My father was a lifelong smoker who continually battled to throw off the addiction throughout his later life. Before dying of a smoking-related heart attack in his mid-50s, he often spoke of the cravings driven by encountering the smoke of others both indoors and outside.

An extended ban might just help much more than it harms.

Dr Mark Farrington

Cambridge

Fuel duty is the saving grace of electric vehicles

As James Moore rightly points out (“Fuel duty is a road to nowhere – it’s time for a pay-as-you-drive tax”, Thursday 29 August), bridges and motorways don’t pay for themselves, and eventually drivers of electric vehicles are going to have to pay their share of the cost.

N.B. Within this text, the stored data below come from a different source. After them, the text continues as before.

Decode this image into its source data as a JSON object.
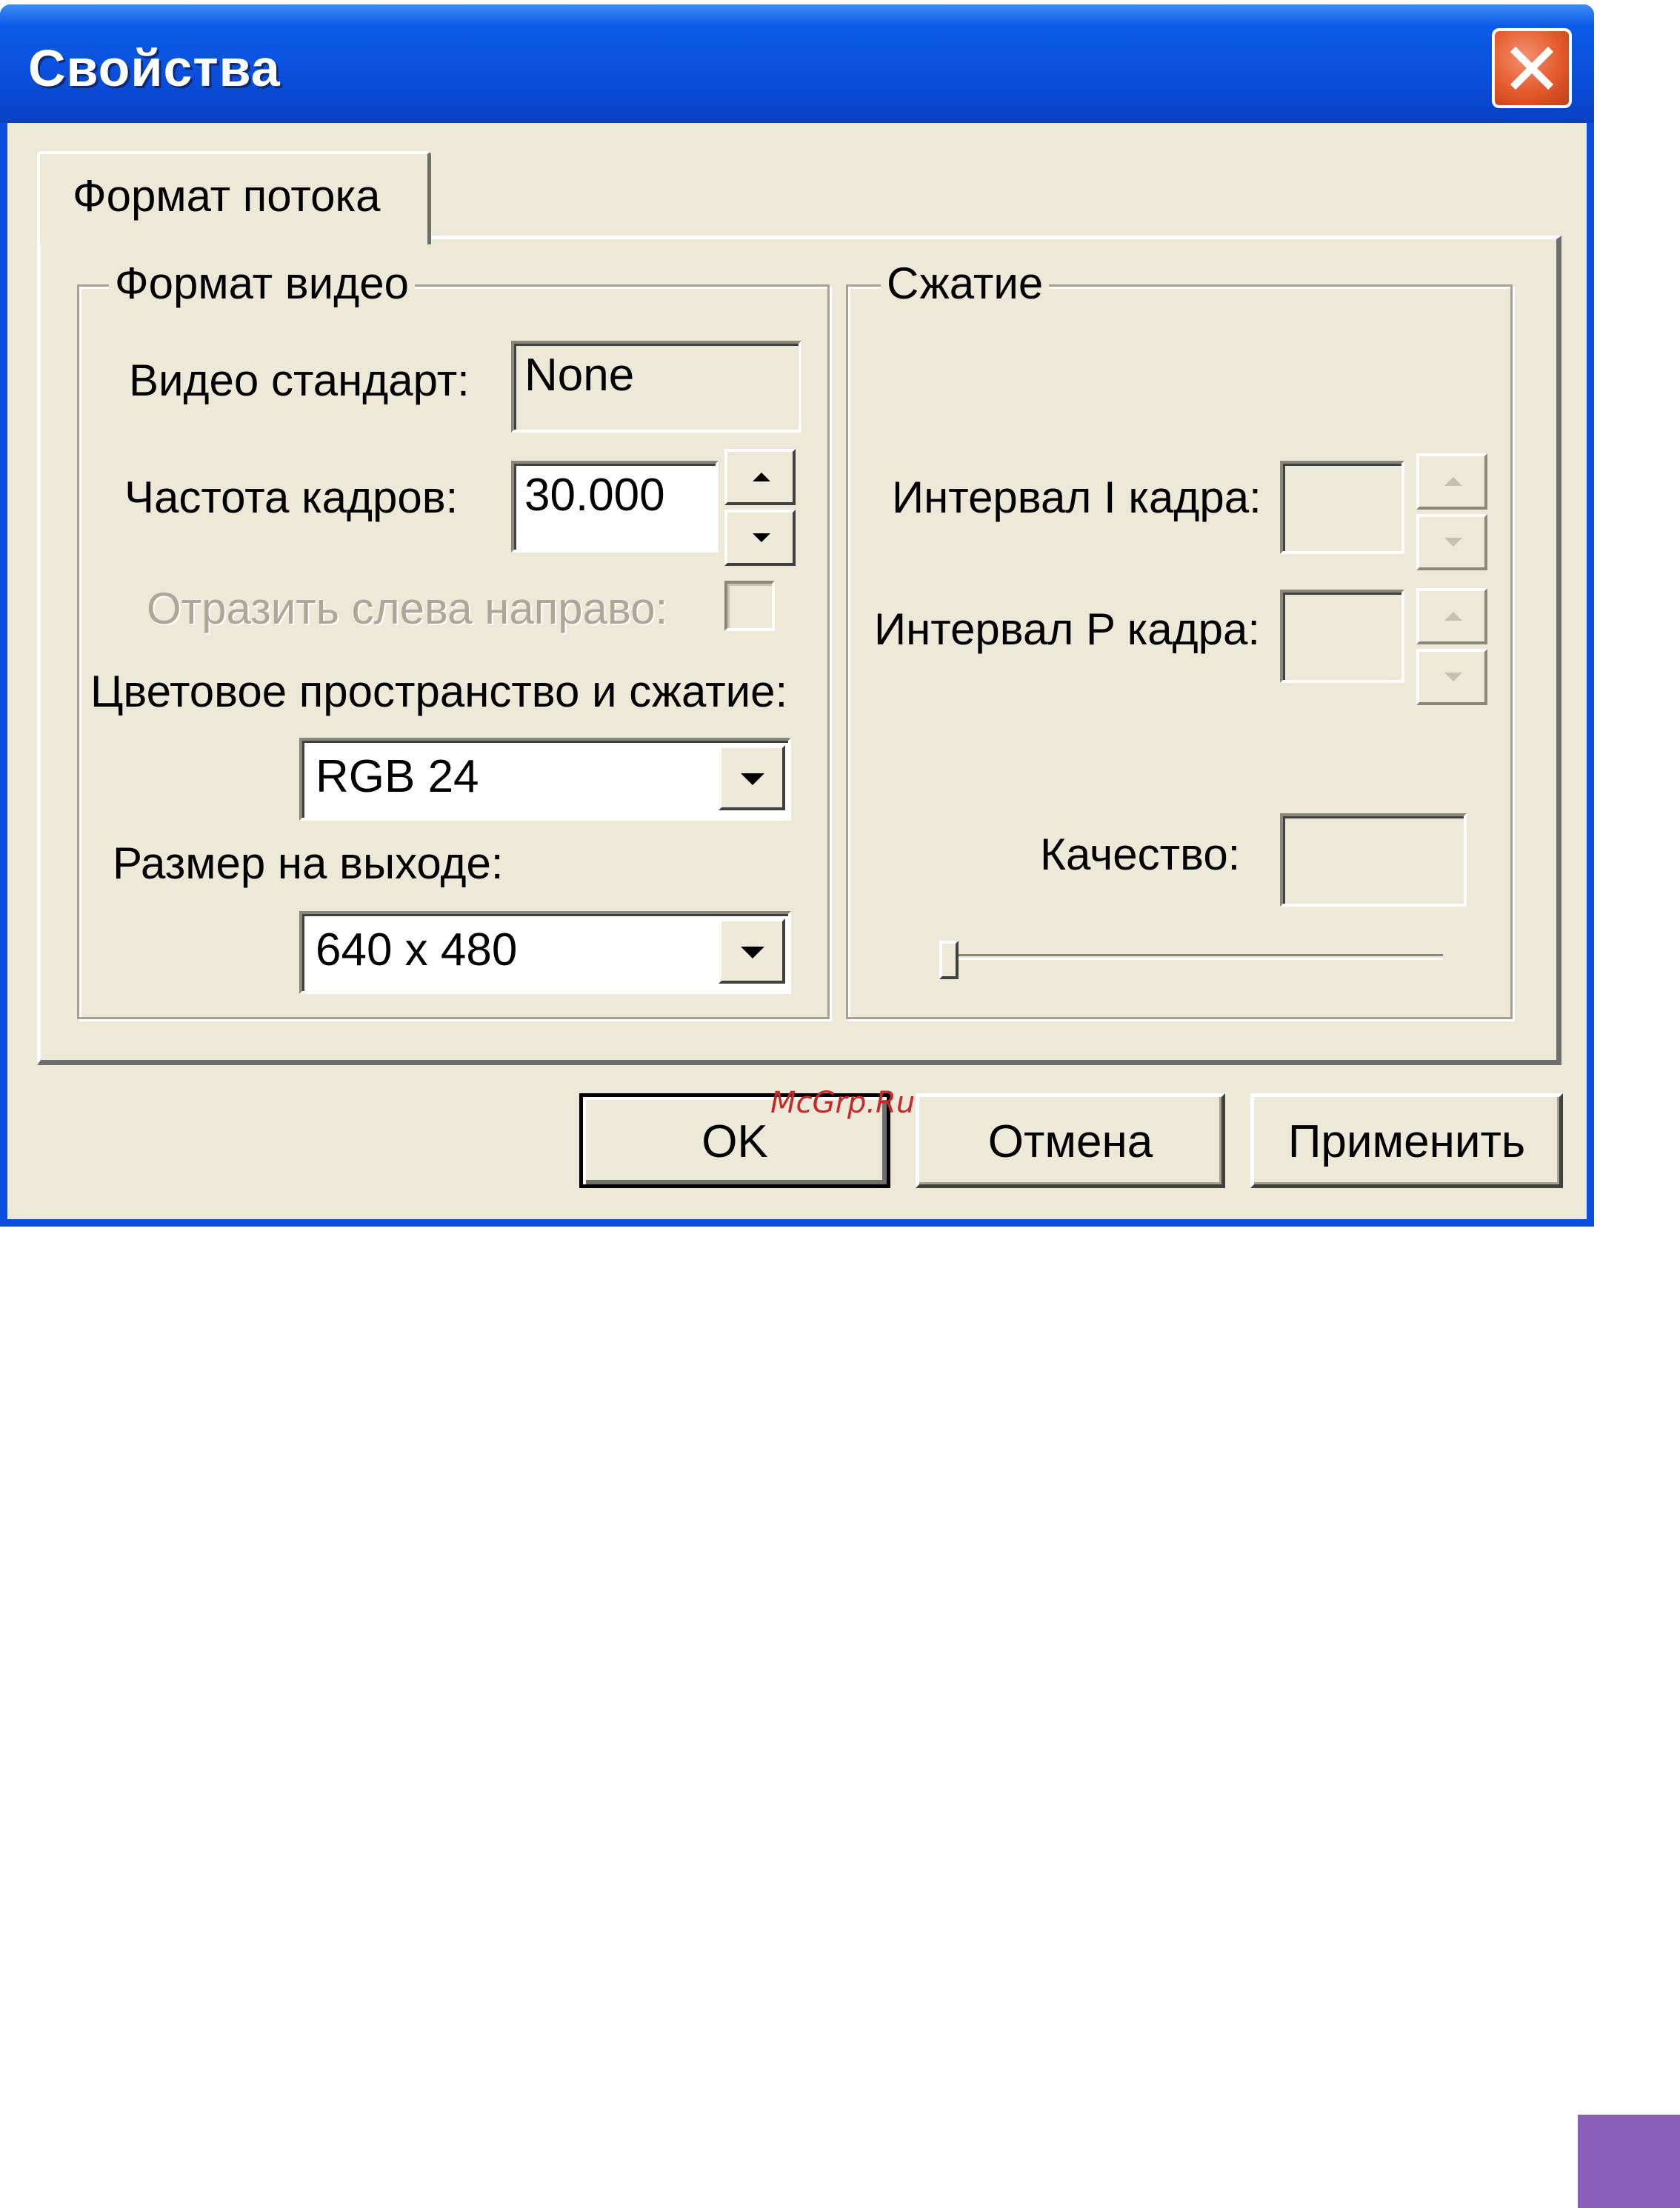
{
  "window": {
    "title": "Свойства"
  },
  "tab": {
    "label": "Формат потока"
  },
  "video_format": {
    "title": "Формат видео",
    "video_standard_label": "Видео стандарт:",
    "video_standard_value": "None",
    "frame_rate_label": "Частота кадров:",
    "frame_rate_value": "30.000",
    "mirror_label": "Отразить слева направо:",
    "mirror_checked": false,
    "color_space_label": "Цветовое пространство и сжатие:",
    "color_space_value": "RGB 24",
    "output_size_label": "Размер на выходе:",
    "output_size_value": "640 x 480"
  },
  "compression": {
    "title": "Сжатие",
    "i_frame_label": "Интервал I кадра:",
    "i_frame_value": "",
    "p_frame_label": "Интервал P кадра:",
    "p_frame_value": "",
    "quality_label": "Качество:",
    "quality_value": "",
    "quality_slider_level": 0
  },
  "buttons": {
    "ok": "OK",
    "cancel": "Отмена",
    "apply": "Применить"
  },
  "watermark": "McGrp.Ru",
  "colors": {
    "titlebar": "#0a4fdc",
    "face": "#ece9d8",
    "close": "#e35a2c",
    "corner": "#8b60b8"
  }
}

At the moment, however, the lack of an electric-vehicle equivalent of fuel duty is about the only real enticement for EV ownership – and pay-per-mile would eliminate even that, further setting back progress towards decarbonisation.

We actually need a mix of pay-per-mile (ideally graded according to the damage different vehicles do), as well as a fuel duty – call it a carbon tax – to discourage gas-guzzlers, and wean people off fossil fuels altogether.

Rachael Padman

Suffolk

Why is Ukraine’s right so wrong for Britain?

If Israel has what is often described as “a right to defend itself” by using the lethal weapons supplied by the US and the UK inside Gaza and now the West Bank, then why is Ukraine in its conflict with Russia not also allowed to similarly defend itself by using the same arms supplied to it?

Could it be that we don’t want to provoke Russia? Our support for Ukraine is tainted by our fear of Vladimir Putin.

Geoff Forward

Stirling

Tapped out

Where does the water industry get the brass neck cheek to plead poverty when suggesting that customers swallow an increase of 60 per cent to pay for its financial mismanagement?

If Thames Water had its own way, our utility bill would be (at least) £666 – an ominous number – by 2030.

And what have they done with all our money from the past 30 years? They are in deep financial trouble with a £15bn debt pile. This is a company seriously out of control hoping that the government/Ofwat will obligingly dig them out of this huge hole. 

The current and previous management have been reckless with our money. What was the money spent on? Where is the benefit accrued from the huge debt? How could Ofwat countenance such a huge debt pile?

Thames Water is not alone as many other water companies have huge debt exposure. It seems that collectively they have played fast and loose with our money. Customers ought not to have to pay for their lax management and profligate spending regimes.